Although the Federal Open Market Committee ultimately decided to cut interest rates by 25 basis points, there was significant internal disagreement. Six officials publicly opposed the rate cut, mainly due to concerns that inflation has not yet returned to the target level. This clearly reflects a noticeable shift in the decision-making body's attitude.
The most striking update is the dot plot: the expected number of rate cuts in 2026 has been revised from multiple adjustments to just one. Compared to the market's previous optimistic outlook, this is undoubtedly a wake-up call. In other words, interest rates are expected to stay at relatively high levels for a longer period.

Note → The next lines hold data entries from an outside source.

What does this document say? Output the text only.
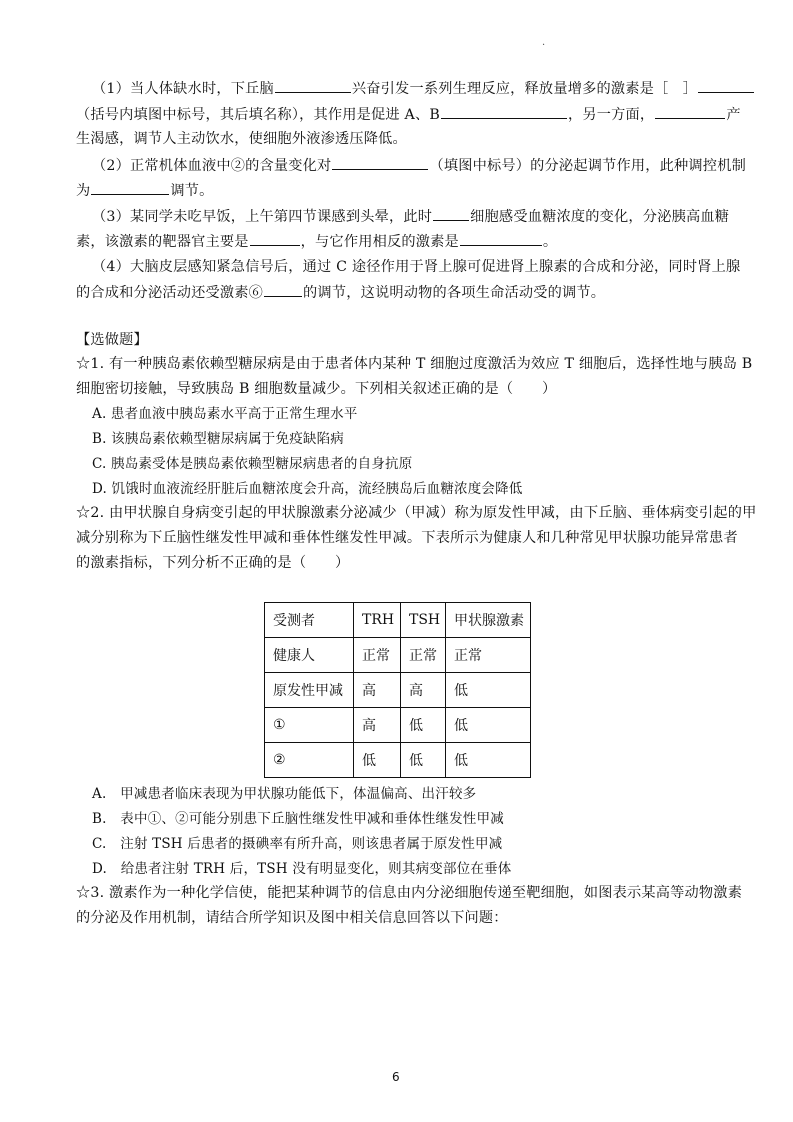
·
（1）当人体缺水时，下丘脑	兴奋引发一系列生理反应，释放量增多的激素是［　］
（括号内填图中标号，其后填名称），其作用是促进 A、B	，另一方面，	产
生渴感，调节人主动饮水，使细胞外液渗透压降低。
（2）正常机体血液中②的含量变化对	（填图中标号）的分泌起调节作用，此种调控机制
为	调节。
（3）某同学未吃早饭，上午第四节课感到头晕，此时	细胞感受血糖浓度的变化，分泌胰高血糖
素，该激素的靶器官主要是	，与它作用相反的激素是	。
（4）大脑皮层感知紧急信号后，通过 C 途径作用于肾上腺可促进肾上腺素的合成和分泌，同时肾上腺
的合成和分泌活动还受激素⑥	的调节，这说明动物的各项生命活动受的调节。
【选做题】
☆1. 有一种胰岛素依赖型糖尿病是由于患者体内某种 T 细胞过度激活为效应 T 细胞后，选择性地与胰岛 B
细胞密切接触，导致胰岛 B 细胞数量减少。下列相关叙述正确的是（　　）
A. 患者血液中胰岛素水平高于正常生理水平
B. 该胰岛素依赖型糖尿病属于免疫缺陷病
C. 胰岛素受体是胰岛素依赖型糖尿病患者的自身抗原
D. 饥饿时血液流经肝脏后血糖浓度会升高，流经胰岛后血糖浓度会降低
☆2. 由甲状腺自身病变引起的甲状腺激素分泌减少（甲减）称为原发性甲减，由下丘脑、垂体病变引起的甲
减分别称为下丘脑性继发性甲减和垂体性继发性甲减。下表所示为健康人和几种常见甲状腺功能异常患者
的激素指标，下列分析不正确的是（　　）
受测者	TRH	TSH	甲状腺激素
健康人	正常	正常	正常
原发性甲减	高	高	低
①	高	低	低
②	低	低	低
A.　甲减患者临床表现为甲状腺功能低下，体温偏高、出汗较多
B.　表中①、②可能分别患下丘脑性继发性甲减和垂体性继发性甲减
C.　注射 TSH 后患者的摄碘率有所升高，则该患者属于原发性甲减
D.　给患者注射 TRH 后，TSH 没有明显变化，则其病变部位在垂体
☆3. 激素作为一种化学信使，能把某种调节的信息由内分泌细胞传递至靶细胞，如图表示某高等动物激素
的分泌及作用机制，请结合所学知识及图中相关信息回答以下问题：
6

The upcoming strategy is already quite clear—hold steady. Most committee members prefer to wait and see; unless there are obvious signs of economic deterioration, no further rate adjustments are expected for now. Officials even used a vivid metaphor: due to the U.S. government shutdown causing data interruptions, it’s like driving in dense fog—caution is necessary when the road conditions are unclear.

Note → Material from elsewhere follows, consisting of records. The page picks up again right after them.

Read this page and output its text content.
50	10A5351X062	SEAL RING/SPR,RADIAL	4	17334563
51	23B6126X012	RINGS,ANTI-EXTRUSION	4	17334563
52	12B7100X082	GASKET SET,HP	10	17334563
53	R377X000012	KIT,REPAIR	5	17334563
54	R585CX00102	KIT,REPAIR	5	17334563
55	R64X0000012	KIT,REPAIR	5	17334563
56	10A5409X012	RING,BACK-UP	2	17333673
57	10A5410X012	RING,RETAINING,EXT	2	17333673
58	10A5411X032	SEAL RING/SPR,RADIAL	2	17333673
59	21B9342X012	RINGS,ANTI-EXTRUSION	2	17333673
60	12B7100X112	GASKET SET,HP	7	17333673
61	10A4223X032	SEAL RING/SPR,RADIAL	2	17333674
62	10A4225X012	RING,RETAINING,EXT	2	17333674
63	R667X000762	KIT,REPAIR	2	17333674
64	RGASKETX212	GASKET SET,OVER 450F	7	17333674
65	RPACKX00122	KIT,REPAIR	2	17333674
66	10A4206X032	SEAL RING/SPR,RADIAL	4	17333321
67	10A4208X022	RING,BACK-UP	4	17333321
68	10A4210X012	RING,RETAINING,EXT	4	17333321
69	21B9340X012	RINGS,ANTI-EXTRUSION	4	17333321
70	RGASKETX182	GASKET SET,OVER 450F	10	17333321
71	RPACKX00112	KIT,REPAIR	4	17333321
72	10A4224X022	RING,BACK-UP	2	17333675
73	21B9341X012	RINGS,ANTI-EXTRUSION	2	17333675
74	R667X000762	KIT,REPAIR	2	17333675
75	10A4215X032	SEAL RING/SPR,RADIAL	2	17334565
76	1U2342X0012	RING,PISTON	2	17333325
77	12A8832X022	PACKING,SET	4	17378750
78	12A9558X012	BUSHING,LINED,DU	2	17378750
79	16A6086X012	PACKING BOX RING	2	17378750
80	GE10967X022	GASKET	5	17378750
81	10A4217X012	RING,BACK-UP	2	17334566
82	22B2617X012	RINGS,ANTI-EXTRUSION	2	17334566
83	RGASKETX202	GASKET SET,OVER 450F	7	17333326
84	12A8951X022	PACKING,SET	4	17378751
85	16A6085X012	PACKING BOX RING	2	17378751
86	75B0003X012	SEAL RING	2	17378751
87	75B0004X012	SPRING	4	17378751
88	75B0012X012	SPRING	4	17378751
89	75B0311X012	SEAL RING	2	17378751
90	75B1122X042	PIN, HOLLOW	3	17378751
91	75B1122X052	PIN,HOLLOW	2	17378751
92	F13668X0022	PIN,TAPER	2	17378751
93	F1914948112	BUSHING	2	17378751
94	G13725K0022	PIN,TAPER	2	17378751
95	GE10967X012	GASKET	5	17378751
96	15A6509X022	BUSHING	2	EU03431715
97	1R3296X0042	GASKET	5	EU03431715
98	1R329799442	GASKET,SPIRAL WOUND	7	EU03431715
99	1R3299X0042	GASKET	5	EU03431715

However, the Fed is not entirely on hold. To guard against liquidity risks, they have proactively launched an balance sheet expansion plan, purchasing $40 billion worth of short-term bonds each month to maintain ample market liquidity. This is a delicate balance—pausing the rate hike cycle while ensuring the financial markets do not run out of money.
What does this mean for investors holding assets like BTC, ETH, BNB, and others? The high-interest-rate environment may persist longer, and the pattern of risk assets remaining under pressure is unlikely to reverse in the short term. The market still needs to wait for clearer signs of economic cooling before new opportunities emerge.